La rédaction de Boubacar
Au travers de ces lignes le voile se lève sur ce qu’il en est de vivre en brousse quand on est un jeune élève et des difficultés à surmonter pour apprendre.
Le soleil est déjà levé ; dans quelques heures il fera chaud, très chaud ; l’ombre aura disparu. Je préfère la pluie, quand le ciel tout noir déverse ses seaux d’eau sur les champs, mais pas les moustiques qui en profitent pour piquer l’un, piquer l’autre, et donner la fièvre ; à l’automne je tremblais comme mon grand-père, mon front était brûlant ; au dispensaire de Louly, Georgette, l’infirmière, m’a dit que j’avais 39°9 ; elle m’a donné 3 cachets pour soigner mon palu.
L’école est encore loin et marcher dans le sable est fatigant. Ma jambe me fait de plus en plus mal mais bientôt je retrouverai mes copains ; et si Djiby a encore son vieux ballon dégonflé, le chemin paraîtra moins long.
Aujourd’hui j’ai un peu peur ; le maitre a donné une leçon à apprendre mais, hier soir, il n’y avait plus de bougies à la maison, alors je n’ai pas pu la revoir. C’est Awa, ma grande sœur qui est en CM 1 qui a préparé le repas. Il faut qu’elle apprenne beaucoup de choses parce qu’en avril elle a été fiancée ; heureusement, elle continue encore à aller à l’école. Ce n’est pas comme Modou qui, souvent, est obligé de garder les troupeaux de sa tante.
Moi je rate juste le début de l’année quand il faut ramasser les arachides, les faire sécher, les mettre en tas avant que toutes les femmes ne viennent aider pour les vanner.

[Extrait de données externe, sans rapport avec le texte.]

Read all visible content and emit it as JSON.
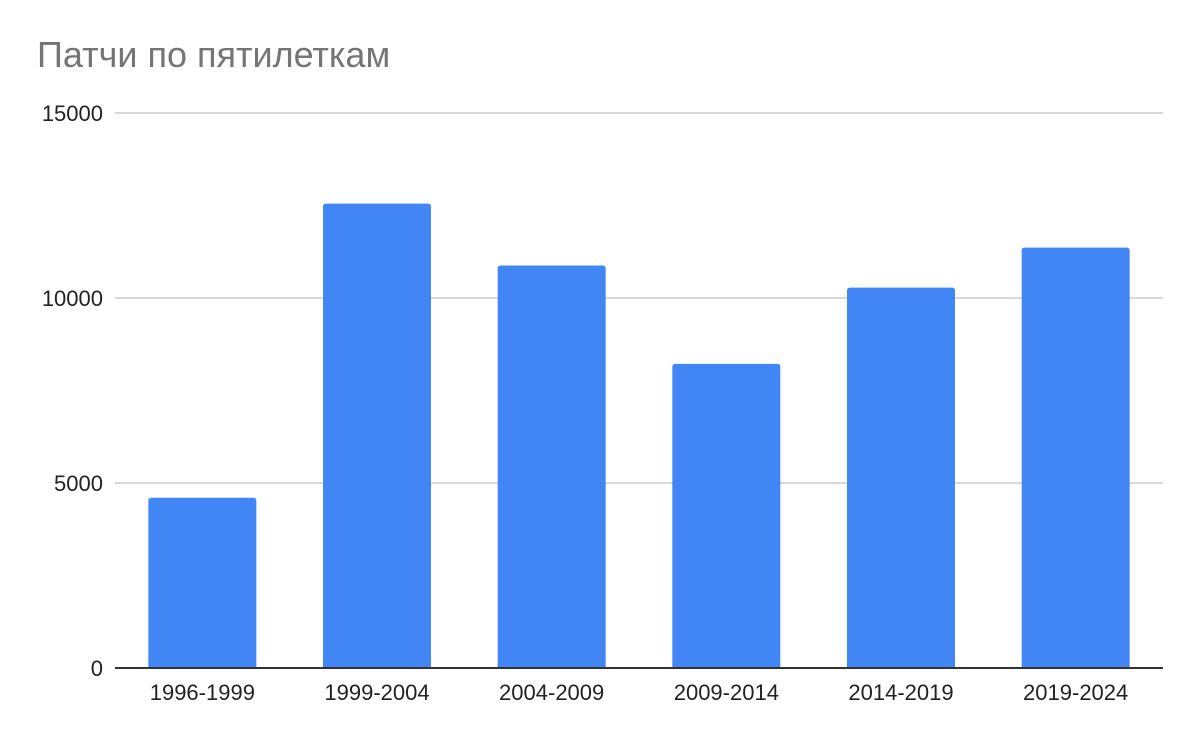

Au village, je vis dans une case en banco, avec ma grand-mère, mes frères et sœurs. Mon papa travaille à Dakar, il est jardinier et maman fait la cuisine et le ménage dans une grande maison. Parfois ils reviennent, alors j’ai les yeux qui brillent, un peu parce qu’ils nous racontent la ville et un peu parce que je sais qu’ils repartiront bien vite. Je n’ai jamais été à la ville, même à Mbour où il y a la mer et beaucoup de bateaux qui ramènent du poisson. J’en ai mangé une fois quand les parrains sont venus repeindre l’école ; comme Jean-Baptiste, le fils du directeur est mon ami, j’ai pu en goûter dans le grand plat qu’on s’est partagé. Mais j’ai préféré le riz et la sauce avec plein d’oignons.
Les parrains avaient apporté des habits ; j’ai eu un T-shirt tout neuf que j’ai mis pour la fête où on a chanté et dansé pour les remercier.

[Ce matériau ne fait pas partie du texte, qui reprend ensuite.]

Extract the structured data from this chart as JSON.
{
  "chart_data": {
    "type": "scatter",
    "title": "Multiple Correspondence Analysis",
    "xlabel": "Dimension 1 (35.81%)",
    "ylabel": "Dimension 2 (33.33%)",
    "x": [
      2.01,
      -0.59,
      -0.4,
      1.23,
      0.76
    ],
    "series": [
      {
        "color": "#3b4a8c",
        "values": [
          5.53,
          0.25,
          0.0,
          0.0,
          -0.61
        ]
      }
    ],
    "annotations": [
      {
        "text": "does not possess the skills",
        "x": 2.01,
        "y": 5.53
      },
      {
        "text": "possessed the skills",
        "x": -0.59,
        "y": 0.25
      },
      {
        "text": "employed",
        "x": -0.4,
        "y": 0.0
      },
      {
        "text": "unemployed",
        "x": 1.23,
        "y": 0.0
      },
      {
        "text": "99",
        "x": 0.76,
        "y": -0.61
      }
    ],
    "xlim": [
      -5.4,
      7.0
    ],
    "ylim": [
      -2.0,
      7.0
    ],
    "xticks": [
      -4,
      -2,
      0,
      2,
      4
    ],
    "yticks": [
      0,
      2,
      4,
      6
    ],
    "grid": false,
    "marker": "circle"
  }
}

Et puis maintenant, l’école est toute repeinte ; dehors elle est rouge, un peu comme la latérite et dedans jaune et bleue. On y voit bien mieux même si, assis au fond, Seynabou et Aissatou disent qu’ils n’arrivent pas à lire ce qui est écrit au tableau. Peut-être il leur faudrait des lunettes, rouges comme celle de Patou, une des marraines !
Deux fois par semaine on a cours l’après-midi ; moi je reste à l’école parce qu’il fait trop chaud pour rentrer au village et qu’il est trop loin. J’attends ; et quelques fois Jean-Baptiste m’apporte les restes de son repas. Son papa lui a dit que les parrains allaient faire une cantine ; ce serait bien de pouvoir manger pour bien travailler l’après-midi.